2. Adjust the momentum

With the use of momentum, the gradient of the past steps are accumulated instead of using only the gradient of the current step to guide the search.

https://blog.paperspace.com/intro-to-optimization-momentum-rmsprop-adam/

The momentum is used for the following reason. In the diagram above, consider the point A. If we were to sum those vectors up, the opposite directions cancel out, so the components along the w1 direction cancels out, but the w2 direction increases, which is the ideal path we want to make towards the optimum.

3. Change the batch size

Batch is the entire training set to compute gradient. Instead of using the entire batch, you can either choose random training samples at a time (stochastic) or use a small batch of data at a time (mini-batch).

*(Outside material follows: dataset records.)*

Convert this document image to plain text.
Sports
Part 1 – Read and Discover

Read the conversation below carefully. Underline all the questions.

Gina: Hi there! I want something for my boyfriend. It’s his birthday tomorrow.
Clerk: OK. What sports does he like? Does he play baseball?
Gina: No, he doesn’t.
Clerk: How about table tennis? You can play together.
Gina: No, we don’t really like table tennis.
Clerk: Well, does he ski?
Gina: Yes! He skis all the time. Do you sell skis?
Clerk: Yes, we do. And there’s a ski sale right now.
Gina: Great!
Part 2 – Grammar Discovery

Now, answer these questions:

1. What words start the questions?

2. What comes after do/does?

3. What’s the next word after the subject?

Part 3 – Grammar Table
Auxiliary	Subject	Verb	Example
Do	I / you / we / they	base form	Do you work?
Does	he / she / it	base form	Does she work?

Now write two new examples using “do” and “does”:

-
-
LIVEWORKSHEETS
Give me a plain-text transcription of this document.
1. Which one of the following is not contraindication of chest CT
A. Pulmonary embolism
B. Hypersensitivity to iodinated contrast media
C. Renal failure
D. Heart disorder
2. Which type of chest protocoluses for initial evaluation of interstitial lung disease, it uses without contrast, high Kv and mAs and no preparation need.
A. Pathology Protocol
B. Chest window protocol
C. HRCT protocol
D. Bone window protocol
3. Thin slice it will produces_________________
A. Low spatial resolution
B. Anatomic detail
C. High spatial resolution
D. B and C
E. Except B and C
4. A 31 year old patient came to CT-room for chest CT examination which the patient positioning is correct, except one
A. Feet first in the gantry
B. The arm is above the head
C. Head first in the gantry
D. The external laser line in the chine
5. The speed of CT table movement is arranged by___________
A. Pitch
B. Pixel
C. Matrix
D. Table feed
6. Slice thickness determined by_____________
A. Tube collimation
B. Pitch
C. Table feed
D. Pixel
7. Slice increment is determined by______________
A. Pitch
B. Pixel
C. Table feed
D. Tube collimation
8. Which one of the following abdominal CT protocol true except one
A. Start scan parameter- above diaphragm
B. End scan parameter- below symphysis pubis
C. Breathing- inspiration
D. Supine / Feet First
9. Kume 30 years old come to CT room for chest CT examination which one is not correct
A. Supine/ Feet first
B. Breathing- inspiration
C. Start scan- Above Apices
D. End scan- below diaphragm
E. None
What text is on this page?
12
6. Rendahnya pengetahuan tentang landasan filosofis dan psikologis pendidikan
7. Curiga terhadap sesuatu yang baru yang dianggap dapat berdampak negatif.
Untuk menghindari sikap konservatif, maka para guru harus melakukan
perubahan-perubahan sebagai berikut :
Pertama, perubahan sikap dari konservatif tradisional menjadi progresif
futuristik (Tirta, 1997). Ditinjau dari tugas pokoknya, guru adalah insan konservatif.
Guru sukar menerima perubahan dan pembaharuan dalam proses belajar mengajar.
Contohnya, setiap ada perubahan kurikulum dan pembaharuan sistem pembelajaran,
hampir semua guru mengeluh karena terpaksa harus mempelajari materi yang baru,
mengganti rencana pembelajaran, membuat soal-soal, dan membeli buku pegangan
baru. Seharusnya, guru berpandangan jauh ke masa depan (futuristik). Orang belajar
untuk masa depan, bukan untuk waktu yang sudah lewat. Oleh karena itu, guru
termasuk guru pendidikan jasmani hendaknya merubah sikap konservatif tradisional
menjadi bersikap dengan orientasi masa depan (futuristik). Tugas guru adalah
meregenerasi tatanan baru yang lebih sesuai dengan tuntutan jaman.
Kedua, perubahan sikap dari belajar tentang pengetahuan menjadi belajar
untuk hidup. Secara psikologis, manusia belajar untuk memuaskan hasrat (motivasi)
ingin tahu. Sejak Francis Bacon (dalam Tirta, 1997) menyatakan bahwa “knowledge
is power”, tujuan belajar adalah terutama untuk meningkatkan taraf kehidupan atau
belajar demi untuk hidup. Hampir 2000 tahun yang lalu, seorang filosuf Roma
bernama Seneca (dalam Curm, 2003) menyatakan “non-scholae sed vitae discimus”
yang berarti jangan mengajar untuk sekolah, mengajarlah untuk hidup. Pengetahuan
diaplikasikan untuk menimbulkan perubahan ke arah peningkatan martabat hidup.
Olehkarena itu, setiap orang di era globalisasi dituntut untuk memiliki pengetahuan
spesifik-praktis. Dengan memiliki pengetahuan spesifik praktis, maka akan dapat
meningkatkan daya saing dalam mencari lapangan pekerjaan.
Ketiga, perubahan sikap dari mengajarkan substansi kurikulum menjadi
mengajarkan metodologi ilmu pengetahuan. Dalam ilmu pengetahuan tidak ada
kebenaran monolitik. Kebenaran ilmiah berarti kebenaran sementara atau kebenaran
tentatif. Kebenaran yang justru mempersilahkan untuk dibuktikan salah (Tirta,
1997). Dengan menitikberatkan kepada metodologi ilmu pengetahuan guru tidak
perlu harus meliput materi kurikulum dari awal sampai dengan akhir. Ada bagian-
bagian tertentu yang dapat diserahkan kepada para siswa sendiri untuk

Stochastic method significantly decreases the time of computing gradient descent; however, it’s using only one example at a time, so its path to an optimum is noisier and can be more random than that of the batch gradient. But it doesn’t have a huge impact as we don’t care what kind of path this method is taking (only for now) as long as the minimum point has been reached with a shorter training time.

Local and Global Minimum

If we have multiple minima, we want to reach the global minimum. However, it is possible that we can get trapped in a local minimum like the diagram below.

In that case, the best way for you to get out of the local minimum is restart randomly. A hack to get out of a local minimum is to do random restart, which raises the probability of reaching a minimum somewhere else.